After going through the decryption routine once again, we finally get to the core of the malware: The server.jar. This is the file that contains the actual RAT code and that we can use for further analysis. And hey, we don’t have to pay for it!

BytecodeViewer original jar

Without going into too much analysis of the server.jar, we see that its config files in server/ressources are also encrypted. We can try to use the decryptor once again and make an educated guess of how we should provide it with the files. Checking size and type we find:

-rw-rw-r-- 1 michael michael 6,0K Nov 23 12:43 config.json
-rw-rw-r-- 1 michael michael 1,5K Nov 23 12:43 Key1.json
-rw-rw-r-- 1 michael michael  256 Nov 23 12:43 Key2.json


config.json: data
Key1.json:   Java serialization data, version 5
Key2.json:   data

So we conclude:

  • Key1.json is again a serialized Java Key Rep object, so this is our RSA Key
  • Key2.json is the smallest of the files with a size of 256 byte, which matches the size of the encrypted AES keys before. So it is very likely the encrypted AES key.
  • We can guess that config.json is what we want to decrypt.
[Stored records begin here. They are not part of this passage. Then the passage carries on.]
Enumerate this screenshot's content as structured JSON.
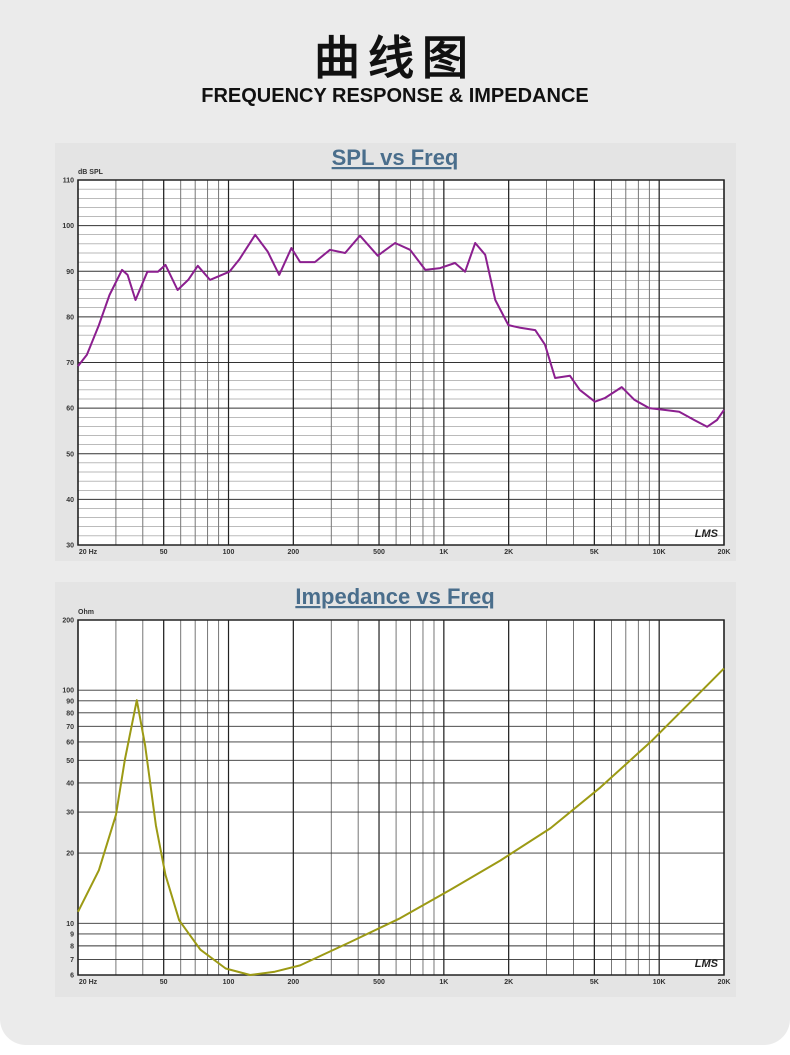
{
  "header": {
    "title": "曲线图",
    "subtitle": "FREQUENCY RESPONSE & IMPEDANCE"
  },
  "chart_data": [
    {
      "type": "line",
      "title": "SPL vs Freq",
      "y_label": "dB SPL",
      "annotation": "LMS",
      "xlog": true,
      "ylog": false,
      "grid": true,
      "minor_grid": true,
      "y_minor": 5,
      "xlim": [
        20,
        20000
      ],
      "ylim": [
        30,
        110
      ],
      "xticks": [
        {
          "value": 20,
          "label": "20 Hz"
        },
        50,
        100,
        200,
        500,
        {
          "value": 1000,
          "label": "1K"
        },
        {
          "value": 2000,
          "label": "2K"
        },
        {
          "value": 5000,
          "label": "5K"
        },
        {
          "value": 10000,
          "label": "10K"
        },
        {
          "value": 20000,
          "label": "20K"
        }
      ],
      "yticks": [
        30,
        40,
        50,
        60,
        70,
        80,
        90,
        100,
        110
      ],
      "x": [
        20,
        22,
        25,
        28,
        32,
        34,
        37,
        42,
        47,
        51,
        58,
        65,
        72,
        82,
        101,
        112,
        133,
        152,
        172,
        196,
        215,
        252,
        296,
        348,
        408,
        493,
        594,
        697,
        820,
        961,
        1127,
        1255,
        1398,
        1556,
        1733,
        1994,
        2265,
        2657,
        2950,
        3285,
        3850,
        4280,
        5030,
        5590,
        6700,
        7680,
        9000,
        10560,
        12390,
        14550,
        16700,
        18550,
        20000
      ],
      "series": [
        {
          "name": "SPL",
          "color": "#8b1f8f",
          "values": [
            69.2,
            71.7,
            78.2,
            84.8,
            90.3,
            89.2,
            83.7,
            89.9,
            89.9,
            91.4,
            85.9,
            88.1,
            91.2,
            88.1,
            89.9,
            92.5,
            98,
            94.3,
            89.2,
            95.1,
            92,
            92,
            94.7,
            94,
            97.8,
            93.4,
            96.2,
            94.7,
            90.3,
            90.7,
            91.8,
            89.9,
            96.2,
            93.6,
            83.7,
            78.2,
            77.6,
            77.1,
            73.9,
            66.6,
            67.1,
            64,
            61.4,
            62.2,
            64.6,
            61.8,
            60,
            59.6,
            59.2,
            57.4,
            55.9,
            57.4,
            59.6
          ]
        }
      ]
    },
    {
      "type": "line",
      "title": "Impedance vs Freq",
      "y_label": "Ohm",
      "annotation": "LMS",
      "xlog": true,
      "ylog": true,
      "grid": true,
      "minor_grid": true,
      "y_minor": 1,
      "xlim": [
        20,
        20000
      ],
      "ylim": [
        6,
        200
      ],
      "xticks": [
        {
          "value": 20,
          "label": "20 Hz"
        },
        50,
        100,
        200,
        500,
        {
          "value": 1000,
          "label": "1K"
        },
        {
          "value": 2000,
          "label": "2K"
        },
        {
          "value": 5000,
          "label": "5K"
        },
        {
          "value": 10000,
          "label": "10K"
        },
        {
          "value": 20000,
          "label": "20K"
        }
      ],
      "yticks": [
        6,
        7,
        8,
        9,
        10,
        20,
        30,
        40,
        50,
        60,
        70,
        80,
        90,
        100,
        200
      ],
      "x": [
        20,
        25,
        30,
        33,
        37.5,
        41,
        46,
        51,
        59,
        74,
        97,
        126,
        164,
        215,
        367,
        626,
        1070,
        1830,
        3130,
        5340,
        9120,
        15570,
        20000
      ],
      "series": [
        {
          "name": "Impedance",
          "color": "#9c9a14",
          "values": [
            11.2,
            16.9,
            29.1,
            50.1,
            90.6,
            58,
            26.3,
            16.1,
            10.3,
            7.7,
            6.4,
            6.0,
            6.2,
            6.6,
            8.3,
            10.5,
            13.9,
            18.6,
            25.6,
            38.3,
            60,
            98.3,
            124
          ]
        }
      ]
    }
  ]
}
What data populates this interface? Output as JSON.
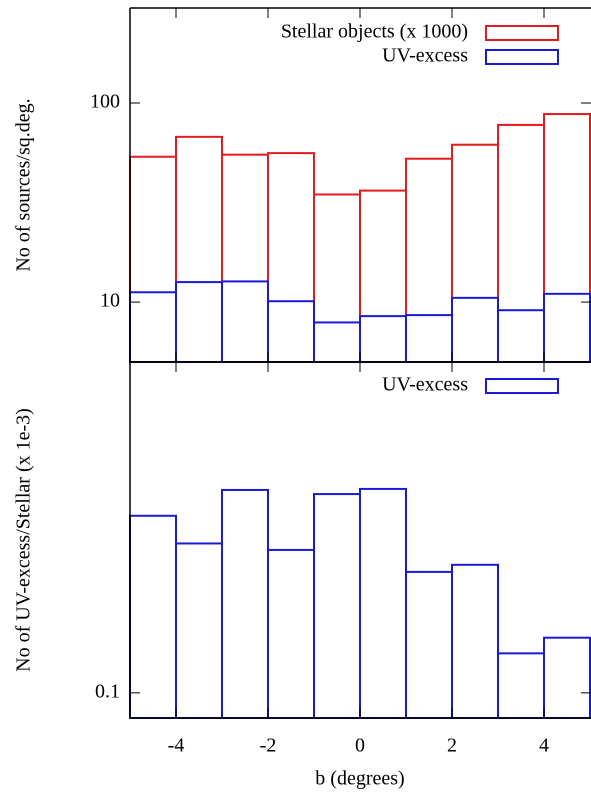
{
  "chart_data": [
    {
      "type": "histogram",
      "ylabel": "No of sources/sq.deg.",
      "log_y": true,
      "bins": [
        -5,
        -4,
        -3,
        -2,
        -1,
        0,
        1,
        2,
        3,
        4,
        5
      ],
      "series": [
        {
          "name": "Stellar objects (x 1000)",
          "color": "#e41a1c",
          "values": [
            53.7,
            67.6,
            55,
            56,
            34.7,
            36.3,
            52.5,
            61.7,
            77.6,
            88
          ]
        },
        {
          "name": "UV-excess",
          "color": "#1a1ad6",
          "values": [
            11.2,
            12.6,
            12.7,
            10.1,
            7.9,
            8.5,
            8.6,
            10.5,
            9.1,
            11.0
          ]
        }
      ],
      "xlim": [
        -5,
        5
      ],
      "xticks": [
        -4,
        -2,
        0,
        2,
        4
      ],
      "xtick_labels": false,
      "ylim": [
        5,
        300
      ],
      "yticks": [
        10,
        100
      ],
      "legend": "top-right"
    },
    {
      "type": "histogram",
      "xlabel": "b (degrees)",
      "ylabel": "No of UV-excess/Stellar (x 1e-3)",
      "log_y": true,
      "bins": [
        -5,
        -4,
        -3,
        -2,
        -1,
        0,
        1,
        2,
        3,
        4,
        5
      ],
      "series": [
        {
          "name": "UV-excess",
          "color": "#1a1ad6",
          "values": [
            0.21,
            0.187,
            0.234,
            0.182,
            0.23,
            0.235,
            0.166,
            0.171,
            0.118,
            0.126
          ]
        }
      ],
      "xlim": [
        -5,
        5
      ],
      "xticks": [
        -4,
        -2,
        0,
        2,
        4
      ],
      "xtick_labels": true,
      "ylim": [
        0.09,
        0.4
      ],
      "yticks": [
        0.1
      ],
      "legend": "top-right"
    }
  ]
}
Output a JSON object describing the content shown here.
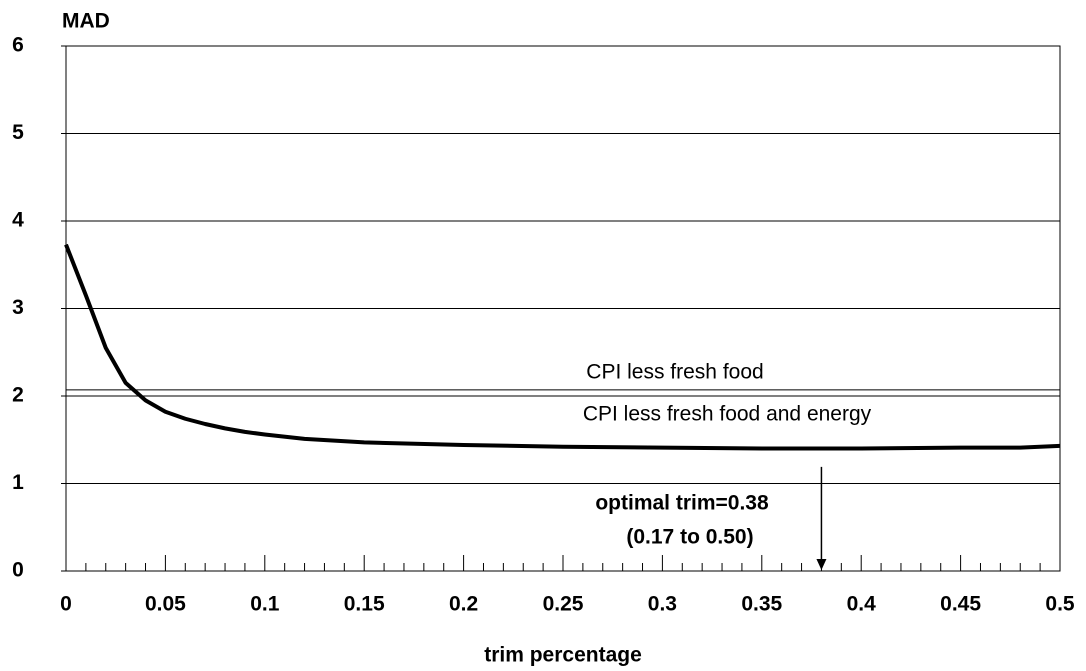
{
  "chart_data": {
    "type": "line",
    "ylabel": "MAD",
    "xlabel": "trim percentage",
    "x": [
      0,
      0.01,
      0.02,
      0.03,
      0.04,
      0.05,
      0.06,
      0.07,
      0.08,
      0.09,
      0.1,
      0.12,
      0.15,
      0.2,
      0.25,
      0.3,
      0.35,
      0.38,
      0.4,
      0.45,
      0.48,
      0.5
    ],
    "values": [
      3.73,
      3.15,
      2.55,
      2.15,
      1.95,
      1.82,
      1.74,
      1.68,
      1.63,
      1.59,
      1.56,
      1.51,
      1.47,
      1.44,
      1.42,
      1.41,
      1.4,
      1.4,
      1.4,
      1.41,
      1.41,
      1.43
    ],
    "color": "#000000",
    "xlim": [
      0,
      0.5
    ],
    "ylim": [
      0,
      6
    ],
    "xticks": [
      0,
      0.05,
      0.1,
      0.15,
      0.2,
      0.25,
      0.3,
      0.35,
      0.4,
      0.45,
      0.5
    ],
    "xminorticks": [
      0.01,
      0.02,
      0.03,
      0.04,
      0.06,
      0.07,
      0.08,
      0.09,
      0.11,
      0.12,
      0.13,
      0.14,
      0.16,
      0.17,
      0.18,
      0.19,
      0.21,
      0.22,
      0.23,
      0.24,
      0.26,
      0.27,
      0.28,
      0.29,
      0.31,
      0.32,
      0.33,
      0.34,
      0.36,
      0.37,
      0.38,
      0.39,
      0.41,
      0.42,
      0.43,
      0.44,
      0.46,
      0.47,
      0.48,
      0.49
    ],
    "yticks": [
      0,
      1,
      2,
      3,
      4,
      5,
      6
    ],
    "grid": true,
    "reference_lines": [
      {
        "label": "CPI less fresh food",
        "value": 2.07
      },
      {
        "label": "CPI less fresh food and energy",
        "value": 2.0
      }
    ],
    "annotations": [
      {
        "text": "optimal trim=0.38"
      },
      {
        "text": "(0.17 to 0.50)"
      }
    ],
    "arrow": {
      "x": 0.38,
      "y_start": 1.19,
      "y_end": 0
    }
  }
}
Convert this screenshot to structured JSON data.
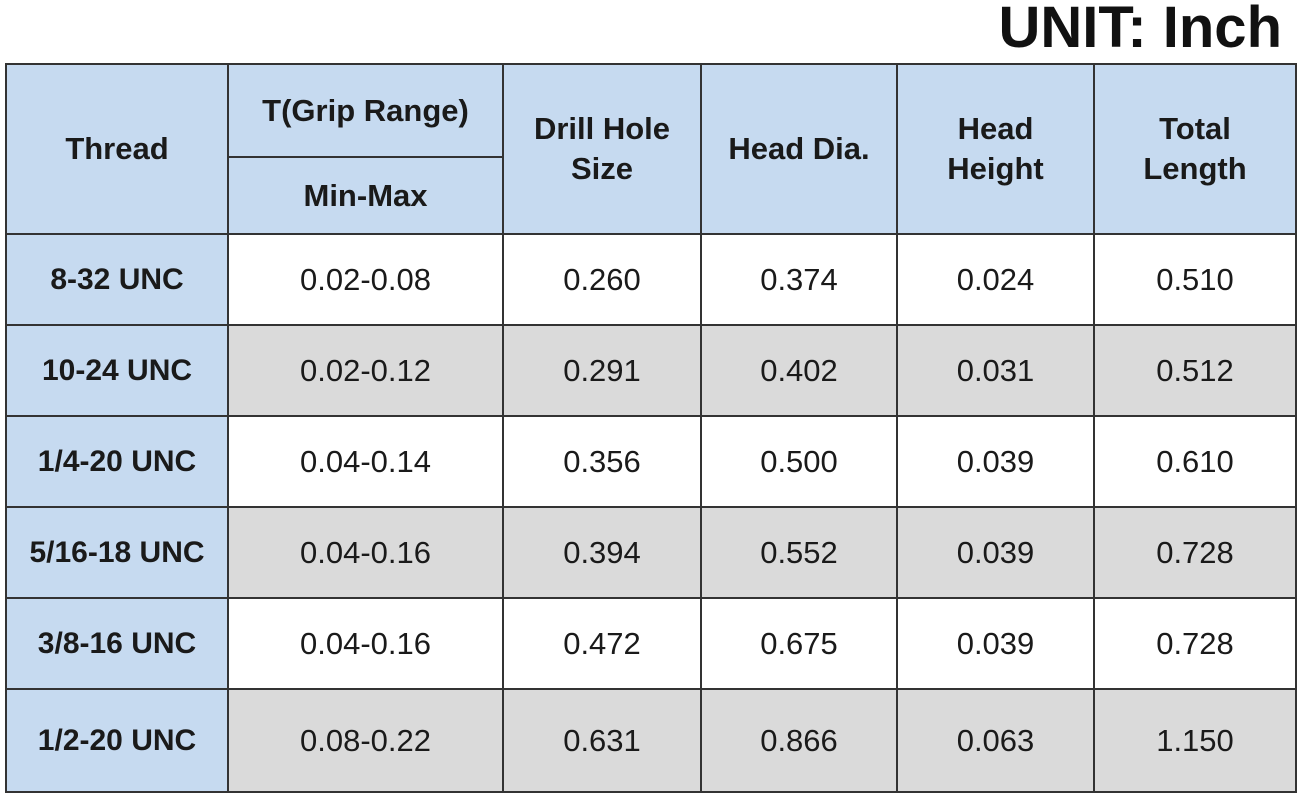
{
  "unit_label": "UNIT: Inch",
  "table": {
    "header": {
      "thread": "Thread",
      "grip_range": "T(Grip Range)",
      "grip_sub": "Min-Max",
      "columns": [
        "Drill Hole Size",
        "Head Dia.",
        "Head Height",
        "Total Length"
      ]
    },
    "rows": [
      [
        "8-32 UNC",
        "0.02-0.08",
        "0.260",
        "0.374",
        "0.024",
        "0.510"
      ],
      [
        "10-24 UNC",
        "0.02-0.12",
        "0.291",
        "0.402",
        "0.031",
        "0.512"
      ],
      [
        "1/4-20 UNC",
        "0.04-0.14",
        "0.356",
        "0.500",
        "0.039",
        "0.610"
      ],
      [
        "5/16-18 UNC",
        "0.04-0.16",
        "0.394",
        "0.552",
        "0.039",
        "0.728"
      ],
      [
        "3/8-16 UNC",
        "0.04-0.16",
        "0.472",
        "0.675",
        "0.039",
        "0.728"
      ],
      [
        "1/2-20 UNC",
        "0.08-0.22",
        "0.631",
        "0.866",
        "0.063",
        "1.150"
      ]
    ]
  }
}
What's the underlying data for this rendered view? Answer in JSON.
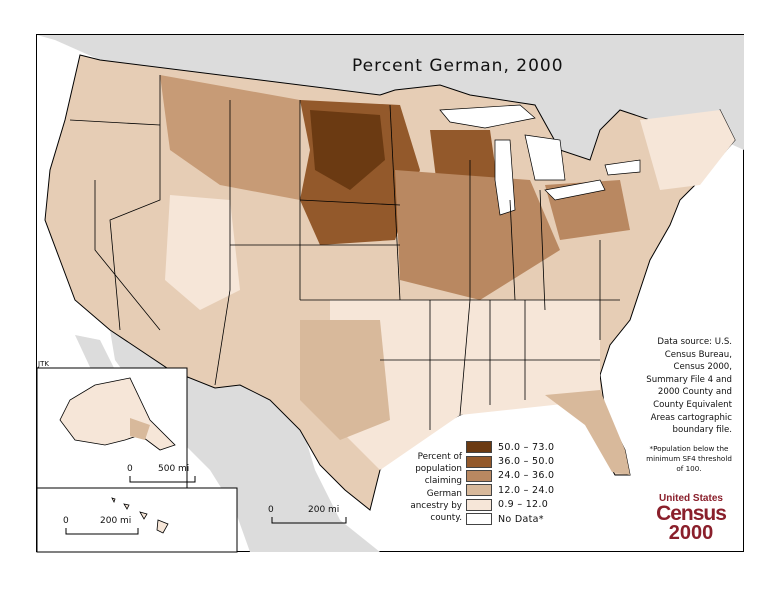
{
  "title": "Percent German, 2000",
  "author_mark": "JTK",
  "source_text": "Data source: U.S. Census Bureau, Census 2000, Summary File 4 and 2000 County and County Equivalent Areas cartographic boundary file.",
  "footnote": "*Population below the minimum SF4 threshold of 100.",
  "legend": {
    "caption": "Percent of population claiming German ancestry by county.",
    "classes": [
      {
        "label": "50.0 – 73.0",
        "color": "#6b3a12"
      },
      {
        "label": "36.0 – 50.0",
        "color": "#93592b"
      },
      {
        "label": "24.0 – 36.0",
        "color": "#b98861"
      },
      {
        "label": "12.0 – 24.0",
        "color": "#d8b99b"
      },
      {
        "label": "0.9 – 12.0",
        "color": "#f6e6d8"
      },
      {
        "label": "No Data*",
        "color": "#ffffff"
      }
    ]
  },
  "scale_bars": {
    "conus": {
      "zero": "0",
      "dist": "200 mi"
    },
    "alaska": {
      "zero": "0",
      "dist": "500 mi"
    },
    "hawaii": {
      "zero": "0",
      "dist": "200 mi"
    }
  },
  "logo": {
    "line1": "United States",
    "line2": "Census",
    "line3": "2000"
  },
  "colors": {
    "ocean": "#ffffff",
    "foreign_land": "#dcdcdc",
    "lakes": "#ffffff",
    "state_border": "#000000",
    "county_border": "#ffffff"
  }
}
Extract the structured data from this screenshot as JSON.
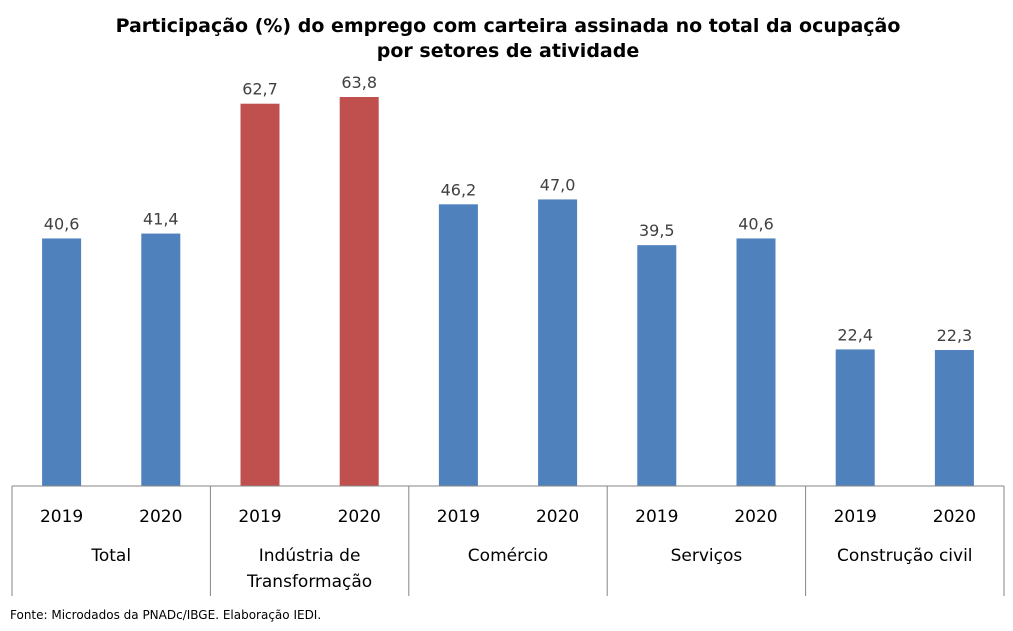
{
  "chart_data": {
    "type": "bar",
    "title": [
      "Participação (%) do emprego com carteira assinada no total da ocupação",
      "por setores de atividade"
    ],
    "groups": [
      {
        "name": [
          "Total"
        ],
        "bars": [
          {
            "year": "2019",
            "value": 40.6,
            "label": "40,6"
          },
          {
            "year": "2020",
            "value": 41.4,
            "label": "41,4"
          }
        ],
        "color": "#4F81BD"
      },
      {
        "name": [
          "Indústria de",
          "Transformação"
        ],
        "bars": [
          {
            "year": "2019",
            "value": 62.7,
            "label": "62,7"
          },
          {
            "year": "2020",
            "value": 63.8,
            "label": "63,8"
          }
        ],
        "color": "#C0504D"
      },
      {
        "name": [
          "Comércio"
        ],
        "bars": [
          {
            "year": "2019",
            "value": 46.2,
            "label": "46,2"
          },
          {
            "year": "2020",
            "value": 47.0,
            "label": "47,0"
          }
        ],
        "color": "#4F81BD"
      },
      {
        "name": [
          "Serviços"
        ],
        "bars": [
          {
            "year": "2019",
            "value": 39.5,
            "label": "39,5"
          },
          {
            "year": "2020",
            "value": 40.6,
            "label": "40,6"
          }
        ],
        "color": "#4F81BD"
      },
      {
        "name": [
          "Construção civil"
        ],
        "bars": [
          {
            "year": "2019",
            "value": 22.4,
            "label": "22,4"
          },
          {
            "year": "2020",
            "value": 22.3,
            "label": "22,3"
          }
        ],
        "color": "#4F81BD"
      }
    ],
    "ylim": [
      0,
      63.8
    ],
    "grid": false,
    "legend": "none"
  },
  "source": "Fonte: Microdados da PNADc/IBGE. Elaboração IEDI."
}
java -jar AdWindDecryptor.jar 
-r Key1.json -a Key2.json -i config.json -o config-decrypted.json

we decrypt the encrypted config file:

{"NETWORK":[{"PORT":1663,"DNS":"***"},{"PORT":5836,"DNS":"***"}],"INSTALL":true,"MODULE_PATH":"nJn/rKQ/E.s","PLUGIN_FOLDER":"qhAcQBGGpDA","JRE_FOLDER":"X O X O X O X O","JAR_FOLDER":"Javax","JAR_EXTENSION":"txt, jpg","ENCRYPT_KEY":"WiWWIMklVZjDdqDxHIlPkCVsm","DELAY_INSTALL":2,"NICKNAME":"X O X O X O X O","VMWARE":true,"PLUGIN_EXTENSION":"txt, jpg","WEBSITE_PROJECT":"","JAR_NAME":"Javac" 

That’s it. We can retreive the malware configuration by using the same decryption routine over and over. And if you are actually a victim of AdWind / jRAT / jBifrost this might be a good starting point to figure out who is attacking you.